6 thoughts on “In Unusual Move, Council Reverses 20 Budget Bills Imposing Checks and Balances on Executive Departments”

  1. Moving to the right, to the right, to the right. I’m sure the corporate honchos are happy. Most of those things, if enacted, would help working people.

  2. It’s so easy to sit back and spend other people’s money, especially when you think you’ll get it by “soaking the rich” when, as always, increased gov’t bureaucracy is paid by the pinched middle class. Plus, efforts by the autocrats who think they know best almost always results in burdensome regulation and reduced personal liberty. Bravo, cut the red tape!

  3. When THIS tough-on-crime, austerity-minded (“moderate”) mayor has the same results as the last two, the “moderate” crowd definitely won’t be able to blame the boogeyman of the council.

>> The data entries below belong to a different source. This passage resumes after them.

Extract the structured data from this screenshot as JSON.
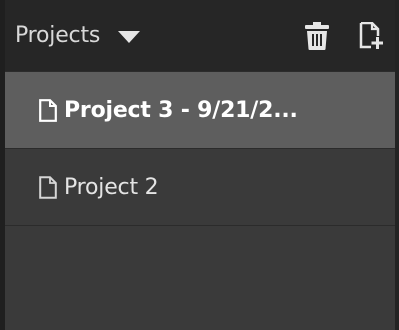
{
  "header": {
    "title": "Projects",
    "dropdown_icon": "caret-down-icon",
    "delete_icon": "trash-icon",
    "new_icon": "new-file-icon"
  },
  "projects": [
    {
      "label": "Project 3 - 9/21/2...",
      "selected": true
    },
    {
      "label": "Project 2",
      "selected": false
    }
  ],
  "colors": {
    "header_bg": "#262626",
    "panel_bg": "#3a3a3a",
    "selected_bg": "#5e5e5e",
    "text": "#e4e4e4"
  }
}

Maybe we’ll be able to get a mayor willing to try something different. I have to dream.

    1. “Something different” was already attempted and it has led to the deaths of many black Men.

  4. I’m surprisingly grateful for the speed with which the new council is moving. It may actually be possible to reverse course on the path to hell that the last council had set us out on.

    1. Considering that, with this one exception, the new City Council has yet to take action on much of anything except briefings on what various City departments do, and approving people to Boards and Commissions, I would not say they are moving with any speed. But I agree that this is a FABULOUS move and puts us on a better path than that leading “to hell that the last council had set us out on.”

      Still, I’m kinda surprised that Leftist Tammy Morales would vote for this, considering one of those overturned SLIs was hers.